HTTP and Slack: Scheduled API Health Probe With Escalation Template
A scheduled probe that calls one of your endpoints on a fixed cadence and pages a Slack on-call channel only after several consecutive failures, so transient blips do not wake anyone.
What It Builds
This Spojit template runs a Schedule trigger every few minutes, uses a Connector node on the http connector (http-get) to probe a health endpoint, and feeds the result into a Condition node. A small running failure count is kept between runs, and a second Condition escalates to a Slack channel with send-message only once the endpoint has failed a set number of times in a row. When the endpoint recovers, the count resets and a recovery message is posted. The result is flap-resistant monitoring: one alert per real outage, not one per hiccup.
The Prompt
Paste this into Miraxa and it builds the workflow, connecting the tools for you:
Build a workflow on a Schedule trigger that runs every 5 minutes. Add a Connector node on the http connector that does an http-get on https://api.example.com/health and treats a 200 response as healthy and anything else (or a request error) as a failure.
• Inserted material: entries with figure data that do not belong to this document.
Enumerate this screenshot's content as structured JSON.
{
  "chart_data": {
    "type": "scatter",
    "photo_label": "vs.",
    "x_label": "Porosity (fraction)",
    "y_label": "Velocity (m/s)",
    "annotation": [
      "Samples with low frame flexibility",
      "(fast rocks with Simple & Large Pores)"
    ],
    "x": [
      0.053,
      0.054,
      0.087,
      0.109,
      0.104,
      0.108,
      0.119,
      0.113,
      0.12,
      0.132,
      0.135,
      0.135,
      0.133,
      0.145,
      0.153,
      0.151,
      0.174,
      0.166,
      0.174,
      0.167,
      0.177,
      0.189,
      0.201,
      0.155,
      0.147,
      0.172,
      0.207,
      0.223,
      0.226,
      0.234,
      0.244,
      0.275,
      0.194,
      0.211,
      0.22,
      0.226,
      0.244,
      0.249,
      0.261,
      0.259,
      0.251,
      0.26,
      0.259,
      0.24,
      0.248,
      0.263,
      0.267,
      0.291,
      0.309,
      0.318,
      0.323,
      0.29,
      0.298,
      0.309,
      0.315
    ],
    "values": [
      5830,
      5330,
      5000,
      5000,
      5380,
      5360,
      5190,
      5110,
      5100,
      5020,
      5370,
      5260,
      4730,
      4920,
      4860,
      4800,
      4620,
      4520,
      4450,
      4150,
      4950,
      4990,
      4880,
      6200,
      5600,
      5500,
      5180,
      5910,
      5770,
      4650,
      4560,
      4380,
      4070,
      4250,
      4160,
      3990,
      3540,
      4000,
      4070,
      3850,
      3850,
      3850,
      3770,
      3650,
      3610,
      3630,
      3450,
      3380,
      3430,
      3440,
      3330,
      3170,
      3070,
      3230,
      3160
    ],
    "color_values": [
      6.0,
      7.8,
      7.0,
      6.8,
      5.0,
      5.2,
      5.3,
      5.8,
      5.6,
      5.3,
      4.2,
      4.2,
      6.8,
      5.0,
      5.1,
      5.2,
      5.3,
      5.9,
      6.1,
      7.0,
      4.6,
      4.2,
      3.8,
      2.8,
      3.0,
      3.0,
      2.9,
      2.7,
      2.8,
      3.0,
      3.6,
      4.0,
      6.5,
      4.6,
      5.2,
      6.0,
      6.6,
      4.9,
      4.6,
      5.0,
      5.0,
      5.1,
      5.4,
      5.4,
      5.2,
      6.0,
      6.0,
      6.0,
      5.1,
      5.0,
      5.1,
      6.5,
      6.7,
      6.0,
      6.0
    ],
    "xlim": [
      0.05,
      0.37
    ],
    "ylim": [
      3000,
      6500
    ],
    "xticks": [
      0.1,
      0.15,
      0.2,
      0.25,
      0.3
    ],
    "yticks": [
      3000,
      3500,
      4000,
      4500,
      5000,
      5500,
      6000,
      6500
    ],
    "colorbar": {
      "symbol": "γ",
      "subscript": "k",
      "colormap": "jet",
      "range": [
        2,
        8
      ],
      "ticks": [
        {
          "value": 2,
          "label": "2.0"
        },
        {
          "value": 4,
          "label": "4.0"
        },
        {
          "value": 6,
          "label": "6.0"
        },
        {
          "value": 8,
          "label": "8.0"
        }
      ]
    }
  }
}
Keep a consecutive-failure counter that increments on each failure and resets to zero on success. Add a Condition node so that when the failure count reaches 3 in a row, a Connector node on Slack posts to the #on-call channel with send-message saying the endpoint is down, the failing status, and the time. When the endpoint recovers after having been down, post a recovery message to the same channel.
Connectors Used
- Schedule trigger - runs the probe on a fixed cadence (5-field cron plus IANA timezone, for example
*/5 * * * *). - http connector -
http-getprobes your endpoint; works against any public REST or health URL, with an API key passed in theAuthorizationheader if the endpoint needs one. - Slack connector -
send-messageposts the down and recovery alerts to your on-call channel.
Customize It
The obvious knobs are in the prompt: change the cron to probe more or less often, swap the health URL for your own endpoint, set the failure threshold (raise it past 3 for a noisier endpoint, lower it for a critical one), and change #on-call to your team channel. You can also tighten the success rule (for example, require the body to contain "status":"ok" rather than just a 200 status) by saying so in the prompt before you build.
Tips
- Keep both Connector nodes in Direct mode: the probe and the Slack post are single, predictable tool calls, so you avoid AI credit cost and get deterministic behavior.
- The consecutive-failure threshold is what makes this flap-resistant. Set it so a single slow or dropped request never pages anyone: a threshold of 3 over a 5-minute cadence means the endpoint must be unhealthy for roughly 15 minutes before Slack fires.
- Post a recovery message too, not just a down alert, so the channel always reflects the current state and nobody chases an outage that has already cleared.
Common Pitfalls
- A non-200 status is not the only failure: a timeout or connection error from
http-getshould also count as a failure, or a hung endpoint will look healthy. Make sure both paths increment the counter. - Without the counter reset on success, the count keeps climbing and you get a stale alert long after recovery. Confirm the success branch sets the count back to zero.
- Pick the Slack channel in the connector field, not as free text in the message body, so
send-messagetargets the right place every run.